Gutemberga is a non-family asteroid of the main belt's background population when applying the hierarchical clustering method to its proper orbital elements. It orbits the Sun in the outer asteroid belt at a distance of 2.9–3.6 AU once every 5 years and 10 months (2,119 days; semi-major axis of 3.23 AU). Its orbit has an eccentricity of 0.11 and an inclination of 13° with respect to the ecliptic. The body's observation arc begins at Heidelberg on 22 December 1924, almost 11 years after its official discovery observation.

== Naming ==

This minor planet was named after Johannes Gutenberg (ca. 1400–1468), a German inventor who started the Printing Revolution with the introduction of mechanical movable type printing. Gutenberg lived and died in Mainz and the neighboring Eltville am Rhein. The was mentioned in The Names of the Minor Planets by Paul Herget in 1955 (H 78). The crater Gutenberg on the Moon and the feature Rimae Gutenberg, a 223-kilometer long groove near the crater, were also named after him.

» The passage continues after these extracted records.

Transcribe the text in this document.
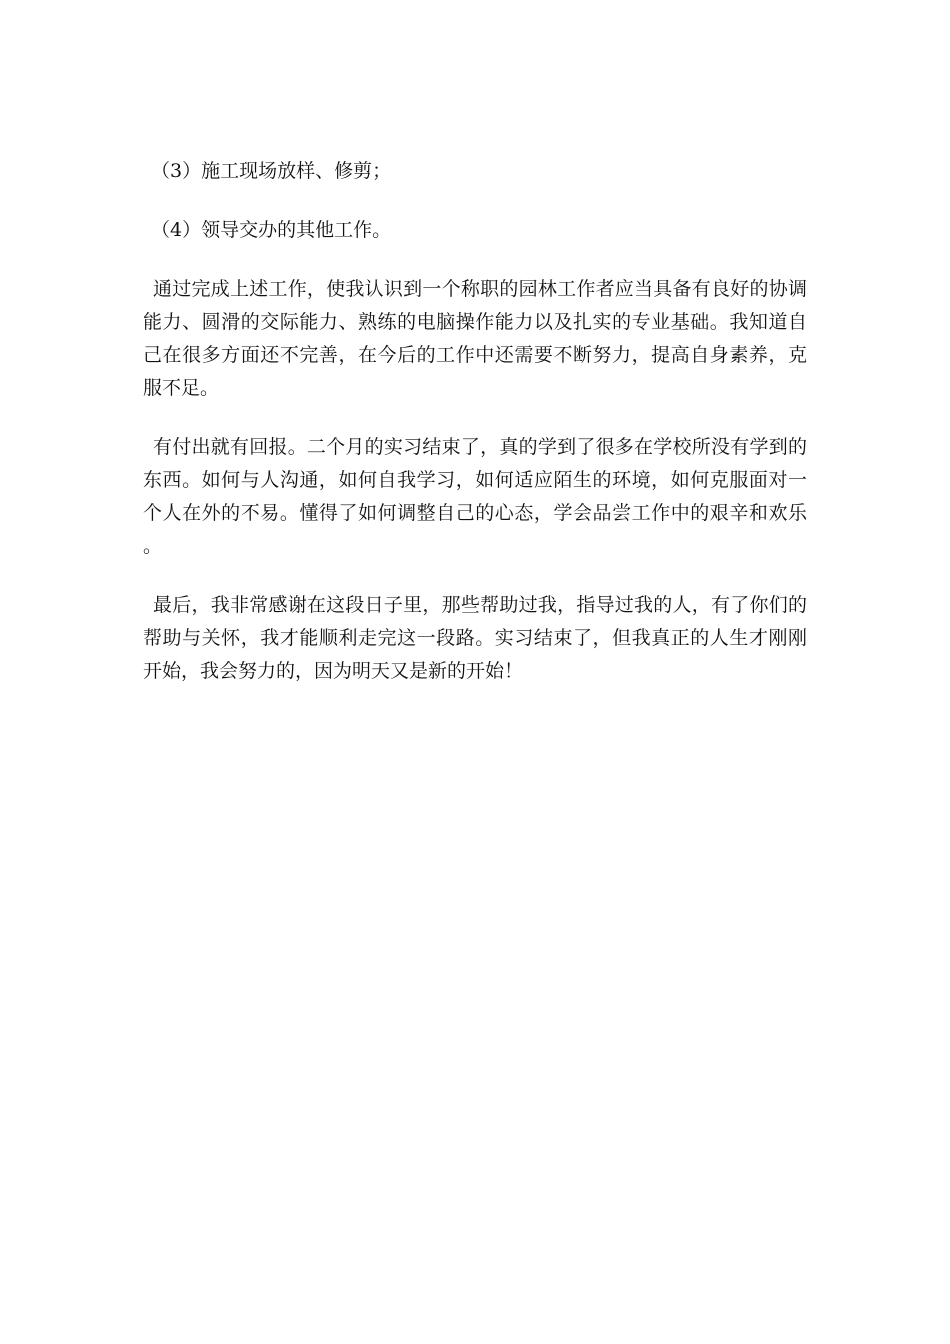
（3）施工现场放样、修剪；
（4）领导交办的其他工作。

通过完成上述工作，使我认识到一个称职的园林工作者应当具备有良好的协调能力、圆滑的交际能力、熟练的电脑操作能力以及扎实的专业基础。我知道自己在很多方面还不完善，在今后的工作中还需要不断努力，提高自身素养，克服不足。

有付出就有回报。二个月的实习结束了，真的学到了很多在学校所没有学到的东西。如何与人沟通，如何自我学习，如何适应陌生的环境，如何克服面对一个人在外的不易。懂得了如何调整自己的心态，学会品尝工作中的艰辛和欢乐。

最后，我非常感谢在这段日子里，那些帮助过我，指导过我的人，有了你们的帮助与关怀，我才能顺利走完这一段路。实习结束了，但我真正的人生才刚刚开始，我会努力的，因为明天又是新的开始！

== Physical characteristics ==

In the Tholen-like taxonomy of the Small Solar System Objects Spectroscopic Survey (S3OS2), Gutemberga is a common, carbonaceous C-type asteroid. In the Bus–Binzel SMASS-like taxonomic variant of the S3OS2, it is a Cb-subtype, which transitions from the C-type to the somewhat brighter B-type asteroid.

=== Rotation period ===

In January 218, a rotational lightcurve of Gutemberga was obtained from photometric observations by Tom Polakis at the Command Module Observatory in Arizona. Lightcurve analysis gave a well-defined rotation period of 12.838±0.006 hours with a brightness variation of 0.28±0.02 magnitude (U=3).

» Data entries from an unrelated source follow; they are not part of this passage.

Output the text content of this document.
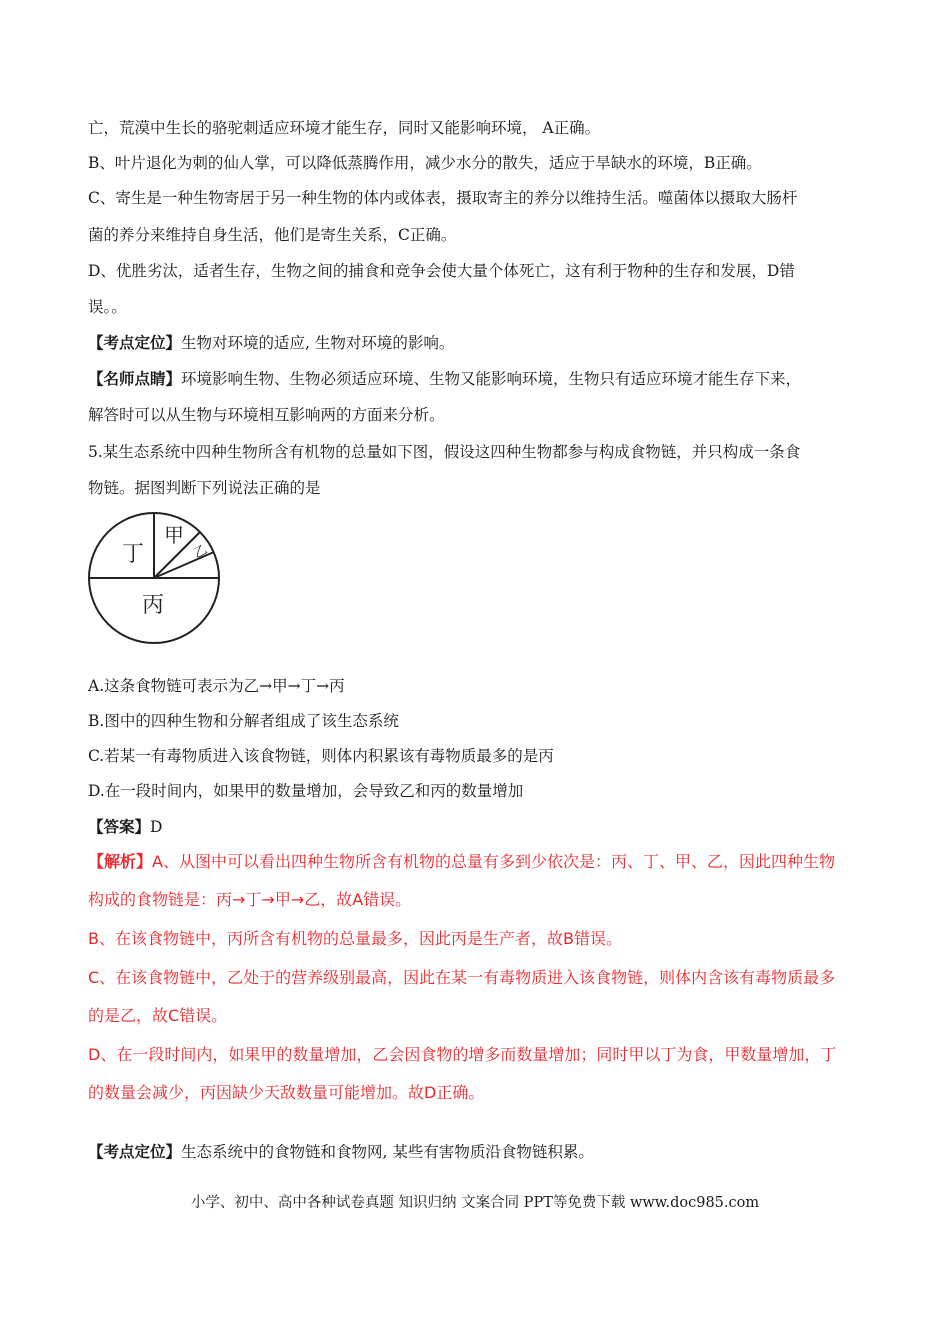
亡，荒漠中生长的骆驼刺适应环境才能生存，同时又能影响环境， A正确。
B、叶片退化为刺的仙人掌，可以降低蒸腾作用，减少水分的散失，适应于旱缺水的环境，B正确。
C、寄生是一种生物寄居于另一种生物的体内或体表，摄取寄主的养分以维持生活。噬菌体以摄取大肠杆
菌的养分来维持自身生活，他们是寄生关系，C正确。
D、优胜劣汰，适者生存，生物之间的捕食和竞争会使大量个体死亡，这有利于物种的生存和发展，D错
误。。
【考点定位】生物对环境的适应, 生物对环境的影响。
【名师点睛】环境影响生物、生物必须适应环境、生物又能影响环境，生物只有适应环境才能生存下来，
解答时可以从生物与环境相互影响两的方面来分析。
5.某生态系统中四种生物所含有机物的总量如下图，假设这四种生物都参与构成食物链，并只构成一条食
物链。据图判断下列说法正确的是
丁
甲
乙
丙
A.这条食物链可表示为乙→甲→丁→丙
B.图中的四种生物和分解者组成了该生态系统
C.若某一有毒物质进入该食物链，则体内积累该有毒物质最多的是丙
D.在一段时间内，如果甲的数量增加，会导致乙和丙的数量增加
【答案】D
【解析】A、从图中可以看出四种生物所含有机物的总量有多到少依次是：丙、丁、甲、乙，因此四种生物
构成的食物链是：丙→丁→甲→乙，故A错误。
B、在该食物链中，丙所含有机物的总量最多，因此丙是生产者，故B错误。
C、在该食物链中，乙处于的营养级别最高，因此在某一有毒物质进入该食物链，则体内含该有毒物质最多
的是乙，故C错误。
D、在一段时间内，如果甲的数量增加，乙会因食物的增多而数量增加；同时甲以丁为食，甲数量增加，丁
的数量会减少，丙因缺少天敌数量可能增加。故D正确。
【考点定位】生态系统中的食物链和食物网, 某些有害物质沿食物链积累。
小学、初中、高中各种试卷真题 知识归纳 文案合同 PPT等免费下载 www.doc985.com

The result supersedes observations by Otmar Nickel of Astronomical Consortium of Mainz from February 2001, which gave a period of 12.88 hours with an amplitude of 0.25 magnitude (U=2), and observations by Astronomers at the Palomar Transient Factory in California, with a period of 12.849±0.0081 hours and an amplitude of 0.15 magnitude.(U=2).

=== Diameter and albedo ===

According to the surveys carried out by the Japanese Akari satellite, the Infrared Astronomical Satellite IRAS, and the NEOWISE mission of NASA's Wide-field Infrared Survey Explorer, Gutemberga measures (65.37±1.03), (65.57±1.9) and (71.749±0.095) kilometers in diameter and its surface has an albedo of (0.050±0.002), (0.0494±0.003) and (0.042±0.006), respectively.

The Collaborative Asteroid Lightcurve Link derives an albedo of 0.0494 and a diameter of 65.57 kilometers based on an absolute magnitude of 9.8. Alternative mean-diameter measurements published by the WISE team include (67.67±1.16 km) and (78.646±0.737 km) with corresponding albedos of (0.051±0.009) and (0.0343±0.0029). On 27 June 2008, an asteroid occultation of Gutemberga gave a best-fit ellipse dimension of (66.0±x km), with a poor quality rating of 1. These timed observations are taken when the asteroid passes in front of a distant star.